I was prompted to think about this because of the name given to a recent gathering of Christian young people in our denomination called ‘Re-Assemble’. We are at the point in time when what it means to gather again is a real live issue in the UK right now and in the church. We are now in a position to consider whether we can physically gather together and want to hug and be hugged again – who would have thought it! A whole new challenge ahead (especially for us introverts!)
As I thought about what it means to re-assemble, I began to feel that God was also laying another word on my heart; ‘resemble’. So I share it here with you now. Is it possible that we can plan, decide, act, organise and re-assemble as the church with all good intentions but find that we do not resemble Jesus Christ in any deeper and more resilient and daily whole-life way than we did before?
Don’t get me wrong, those of our Church leaders involved in advising and supporting and leading our church in the next few months as we re-assemble most definitely need our prayers in terms of discernment and decision. They need our support and love and care as they may also be leading out of place of exhaustion and emptiness both locally and as a church as whole. Perhaps we need to rush less and listen and pray more at this moment in time.
The need to go deeper in our whole-life discipleship was urgent before the pandemic and remains so right now, I believe. A central component of that is to become more like Jesus in our own lives – to be a people who resemble!
Perhaps there has been a moment when someone tells you that you look like someone else and you can’t see it. I used to offer my family a choice for myself – was I Bruce Willis or Paddy from Emmerdale? I also remember many years ago, on our honeymoon in Jersey Ali, my wife and I went off to do our own thing for a bit and said we would meet up in the centre of a town. As I waited on a bench two policeman stood behind me and said “yes we are looking for him he’s got black hair, a black shirt, black trousers” (yes that was me then!). As I listened to them, I turned around and said to them ‘are you looking for me?’ where upon they said yes and led me not thirty metres round the corner to reunite me with my new wife!
There are times when I feel that as a worldwide church and also closer to home, we far from resemble the One who calls, saves and leads us and we have so far to go in a journey with Jesus don’t we? I am reminded of the challenge of the letter of James to be doers of the word and not just hearers of it as if we could look at ourselves in a mirror and then forget what we look like. Then I get to asking what other people see when they look at me, when they look at us? I am so thankful for the recent examples I have seen of people and groups resembling Jesus in word and deed and character in their locality.
The hard graft of resembling begins and continues more often in the spiritual quarry rather than the Temple (1 Kings 6.7), the private place of prayer and time alone with God of ‘Cell’ rather than the gathered worship of ‘Chapel’ (George Lings).
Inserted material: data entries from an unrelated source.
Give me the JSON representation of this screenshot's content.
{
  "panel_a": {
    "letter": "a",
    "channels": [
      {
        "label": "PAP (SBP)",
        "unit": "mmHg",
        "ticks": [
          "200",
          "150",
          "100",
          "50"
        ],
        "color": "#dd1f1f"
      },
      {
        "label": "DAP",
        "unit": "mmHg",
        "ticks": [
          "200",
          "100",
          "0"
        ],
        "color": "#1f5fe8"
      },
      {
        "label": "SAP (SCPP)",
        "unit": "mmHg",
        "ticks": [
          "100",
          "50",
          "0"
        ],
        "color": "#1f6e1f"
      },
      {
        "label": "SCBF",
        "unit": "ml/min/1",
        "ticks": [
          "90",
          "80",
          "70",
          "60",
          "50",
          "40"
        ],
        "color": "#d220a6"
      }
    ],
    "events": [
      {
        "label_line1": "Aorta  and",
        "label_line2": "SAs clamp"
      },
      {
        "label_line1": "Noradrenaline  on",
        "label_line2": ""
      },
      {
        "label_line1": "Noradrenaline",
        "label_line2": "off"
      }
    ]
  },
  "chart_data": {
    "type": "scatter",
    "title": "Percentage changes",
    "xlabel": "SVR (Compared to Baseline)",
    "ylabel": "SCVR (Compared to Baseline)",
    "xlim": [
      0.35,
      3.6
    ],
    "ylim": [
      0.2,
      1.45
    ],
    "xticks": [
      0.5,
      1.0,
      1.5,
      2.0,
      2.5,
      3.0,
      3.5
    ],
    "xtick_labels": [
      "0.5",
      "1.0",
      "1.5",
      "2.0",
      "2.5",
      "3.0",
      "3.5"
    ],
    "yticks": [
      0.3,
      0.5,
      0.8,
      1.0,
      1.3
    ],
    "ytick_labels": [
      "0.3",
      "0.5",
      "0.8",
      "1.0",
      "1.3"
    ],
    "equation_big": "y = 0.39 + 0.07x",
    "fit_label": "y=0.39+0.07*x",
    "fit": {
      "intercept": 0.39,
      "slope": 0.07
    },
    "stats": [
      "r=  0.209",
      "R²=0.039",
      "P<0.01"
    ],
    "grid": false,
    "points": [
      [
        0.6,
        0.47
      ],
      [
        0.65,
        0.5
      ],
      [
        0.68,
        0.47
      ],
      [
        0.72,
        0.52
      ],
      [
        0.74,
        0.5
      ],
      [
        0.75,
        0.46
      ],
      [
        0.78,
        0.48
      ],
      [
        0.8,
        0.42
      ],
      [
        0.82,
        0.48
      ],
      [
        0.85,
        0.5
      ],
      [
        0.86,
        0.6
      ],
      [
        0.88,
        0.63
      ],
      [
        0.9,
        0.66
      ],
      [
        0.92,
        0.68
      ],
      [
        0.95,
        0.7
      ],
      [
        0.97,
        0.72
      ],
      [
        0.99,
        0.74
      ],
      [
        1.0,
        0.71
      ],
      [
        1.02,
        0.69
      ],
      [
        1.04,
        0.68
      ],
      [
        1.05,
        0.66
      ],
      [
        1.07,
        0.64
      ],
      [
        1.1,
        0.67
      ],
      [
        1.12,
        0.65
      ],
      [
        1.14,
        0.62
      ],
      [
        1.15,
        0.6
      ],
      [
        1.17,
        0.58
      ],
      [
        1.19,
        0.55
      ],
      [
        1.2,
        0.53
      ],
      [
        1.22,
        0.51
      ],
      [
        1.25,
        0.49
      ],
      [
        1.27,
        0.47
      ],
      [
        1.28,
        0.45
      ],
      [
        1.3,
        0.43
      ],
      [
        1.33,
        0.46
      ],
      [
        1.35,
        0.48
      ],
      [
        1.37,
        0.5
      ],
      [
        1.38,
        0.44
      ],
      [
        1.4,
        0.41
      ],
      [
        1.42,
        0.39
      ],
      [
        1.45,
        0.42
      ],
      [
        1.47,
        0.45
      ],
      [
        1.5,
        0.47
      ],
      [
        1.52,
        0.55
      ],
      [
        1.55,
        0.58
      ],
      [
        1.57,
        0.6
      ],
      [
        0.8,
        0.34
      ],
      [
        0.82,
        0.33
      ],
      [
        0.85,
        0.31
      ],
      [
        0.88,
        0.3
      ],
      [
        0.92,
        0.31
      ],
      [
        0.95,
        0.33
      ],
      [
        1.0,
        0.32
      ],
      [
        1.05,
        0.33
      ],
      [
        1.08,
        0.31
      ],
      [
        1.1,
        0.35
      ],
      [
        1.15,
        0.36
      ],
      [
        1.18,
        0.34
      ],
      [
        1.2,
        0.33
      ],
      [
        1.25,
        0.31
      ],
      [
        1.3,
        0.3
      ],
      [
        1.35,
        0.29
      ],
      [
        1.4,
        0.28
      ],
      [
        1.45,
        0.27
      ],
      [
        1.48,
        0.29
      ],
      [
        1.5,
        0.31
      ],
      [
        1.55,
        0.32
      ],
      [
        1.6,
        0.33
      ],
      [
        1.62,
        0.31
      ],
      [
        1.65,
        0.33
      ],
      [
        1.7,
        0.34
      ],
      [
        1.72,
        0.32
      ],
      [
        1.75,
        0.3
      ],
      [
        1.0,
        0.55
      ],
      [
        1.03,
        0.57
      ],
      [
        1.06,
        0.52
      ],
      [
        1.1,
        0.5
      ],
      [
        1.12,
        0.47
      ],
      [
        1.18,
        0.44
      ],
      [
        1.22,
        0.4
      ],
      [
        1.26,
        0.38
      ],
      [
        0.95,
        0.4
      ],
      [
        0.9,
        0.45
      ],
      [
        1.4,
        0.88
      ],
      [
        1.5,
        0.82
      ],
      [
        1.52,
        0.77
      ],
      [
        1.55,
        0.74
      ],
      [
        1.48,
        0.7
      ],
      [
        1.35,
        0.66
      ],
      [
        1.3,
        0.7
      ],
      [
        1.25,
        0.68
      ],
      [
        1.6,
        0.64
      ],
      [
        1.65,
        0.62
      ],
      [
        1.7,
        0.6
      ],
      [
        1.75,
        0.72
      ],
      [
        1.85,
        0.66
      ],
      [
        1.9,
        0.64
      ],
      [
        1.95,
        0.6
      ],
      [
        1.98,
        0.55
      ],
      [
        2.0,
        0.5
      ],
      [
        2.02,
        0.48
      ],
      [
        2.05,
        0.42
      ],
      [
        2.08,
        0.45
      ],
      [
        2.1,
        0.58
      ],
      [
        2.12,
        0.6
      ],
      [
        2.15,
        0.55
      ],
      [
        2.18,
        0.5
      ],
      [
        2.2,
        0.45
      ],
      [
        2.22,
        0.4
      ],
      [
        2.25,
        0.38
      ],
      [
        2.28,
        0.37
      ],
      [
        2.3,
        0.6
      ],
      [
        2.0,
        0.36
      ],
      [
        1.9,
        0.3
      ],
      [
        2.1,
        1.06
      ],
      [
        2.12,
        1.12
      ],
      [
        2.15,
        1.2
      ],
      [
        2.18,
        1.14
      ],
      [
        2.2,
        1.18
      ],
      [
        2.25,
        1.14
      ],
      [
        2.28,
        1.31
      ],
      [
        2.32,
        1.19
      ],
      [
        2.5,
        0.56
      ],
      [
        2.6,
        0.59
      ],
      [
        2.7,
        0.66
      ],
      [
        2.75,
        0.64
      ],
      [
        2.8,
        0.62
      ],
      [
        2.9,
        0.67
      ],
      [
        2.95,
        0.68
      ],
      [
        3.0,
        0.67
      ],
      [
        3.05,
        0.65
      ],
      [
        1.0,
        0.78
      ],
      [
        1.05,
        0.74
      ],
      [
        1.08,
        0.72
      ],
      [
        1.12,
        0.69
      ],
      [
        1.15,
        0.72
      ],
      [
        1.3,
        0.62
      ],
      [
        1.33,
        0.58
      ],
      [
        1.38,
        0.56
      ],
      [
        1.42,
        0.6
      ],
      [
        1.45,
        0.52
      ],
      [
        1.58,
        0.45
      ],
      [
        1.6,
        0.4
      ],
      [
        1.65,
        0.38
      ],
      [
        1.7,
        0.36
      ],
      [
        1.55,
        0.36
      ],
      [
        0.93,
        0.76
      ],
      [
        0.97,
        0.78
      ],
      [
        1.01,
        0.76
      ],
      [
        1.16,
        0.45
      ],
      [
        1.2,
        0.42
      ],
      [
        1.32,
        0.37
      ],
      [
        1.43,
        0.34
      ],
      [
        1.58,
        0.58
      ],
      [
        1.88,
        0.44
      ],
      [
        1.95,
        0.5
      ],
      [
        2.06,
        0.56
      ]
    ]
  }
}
We neglect this at our peril and at the worlds peril for shortcuts often lead to consumer Christianity. Cheap grace rather than costly, whole life and authentic Christian discipleship. Perhaps we have found ourselves in this private place with God quite a lot recently when other things have been stripped away and we have dealt with our false self and rediscovered our true self in Christ. Let’s not abandon this place now when perhaps we need it even more than ever.
Finally, we would probably be embarrassed to be told by others that we resemble Jesus in some way but maybe we need to rediscover that language. Perhaps when you see God at work in and through someone else you could encourage them by telling them they are being Christ-like. When you start doing this you play a small but significant part in making disciples, which is after all what we have been told to do.
So be a ‘chip off the old block’, each day intentionally seeking to resemble Jesus and encouraging others to do likewise and I reckon it will make our re-assembly as a church more authentic, more meaningful, and more powerful in transforming the world around us in Jesus’ name.